What goes on behind the scenes at your doctor's office and pharmacy is just as important as the care you receive from your physician. Before you visit your doctor for your annual physical here's some facts you should know. Medicare allows only one physical per lifetime. So if you've had a stroke, your physician will be looking at decreasing risk factors such as high blood pressure, high cholesterol, and other cardiovascular complications. Your physician will be providing preventative care. However, Medicare does not pay for preventative care either. This is one example of why physicians are saying that they are losing money when caring for Medicare patients.
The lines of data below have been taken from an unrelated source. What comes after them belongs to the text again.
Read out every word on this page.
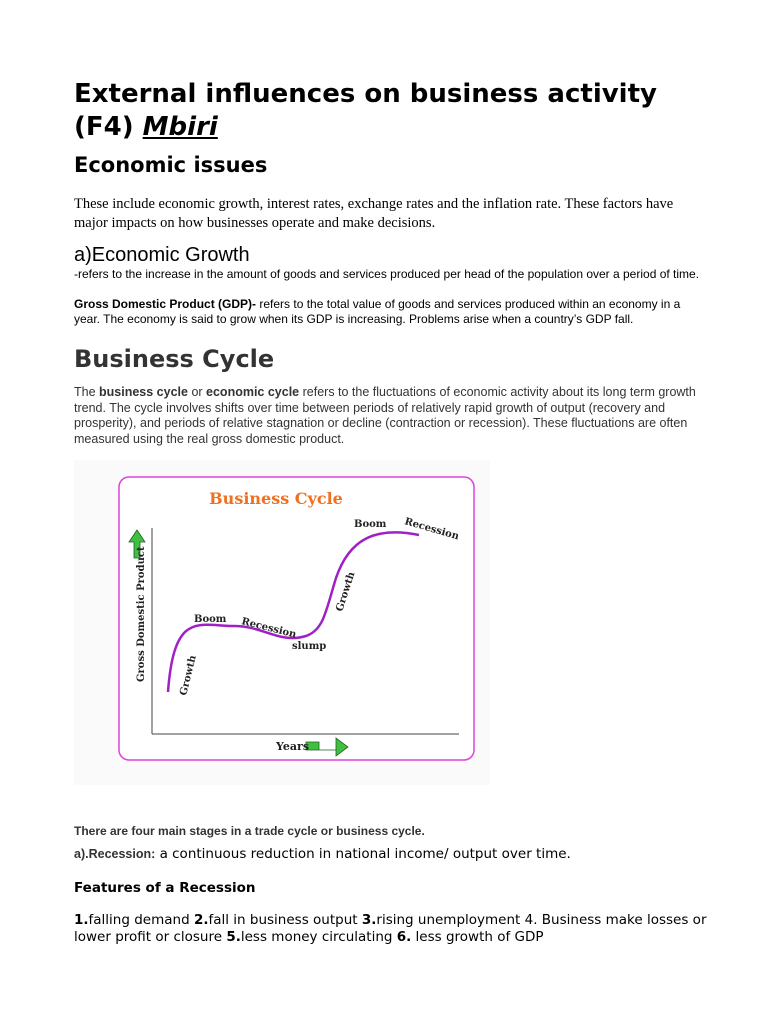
External influences on business activity (F4) Mbiri
Economic issues

These include economic growth, interest rates, exchange rates and the inflation rate. These factors have major impacts on how businesses operate and make decisions.

a)Economic Growth

-refers to the increase in the amount of goods and services produced per head of the population over a period of time.

Gross Domestic Product (GDP)- refers to the total value of goods and services produced within an economy in a year. The economy is said to grow when its GDP is increasing. Problems arise when a country’s GDP fall.

Business Cycle

The business cycle or economic cycle refers to the fluctuations of economic activity about its long term growth trend. The cycle involves shifts over time between periods of relatively rapid growth of output (recovery and prosperity), and periods of relative stagnation or decline (contraction or recession). These fluctuations are often measured using the real gross domestic product.

Business Cycle
Gross Domestic Product
Years
Growth
Boom Recession
slump
Growth
Boom Recession

There are four main stages in a trade cycle or business cycle.

a).Recession: a continuous reduction in national income/ output over time.

Features of a Recession

1.falling demand 2.fall in business output 3.rising unemployment 4. Business make losses or lower profit or closure 5.less money circulating 6. less growth of GDP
This cycle of denying payment for preventative treatment turns into a Catch-22 as physicians are forced to attach a different diagnosis for the office visit. The more expensive tests that are ordered the more Medicare goes into debt trying to pay for them and the cycle continues. Recently, I visited my physician for an annual physical. On that day I learned that Medicare was my only provider and that Medicare will not reimburse the physician for his services. Therefore, the doctor was forced to create another diagnosis and send me to the lab. Also, I was referred to physical therapy and a specialist. In addition, I was referred to an ophthalmologist who performed more extensive tests. In conclusion, that "physical" would have cost about $300.00, however because of the tests and referrals the cost gradually grew to well over $3,000.00 or ten times the expense to Medicare.
The players in this health care crisis are as follows: the physicians supported by the American Medical Association (AMA), the insurance companies including those handling Medicare, the pharmaceutical companies, and finally the patients. Which group does NOT have powerful lobbyist representation in Washington?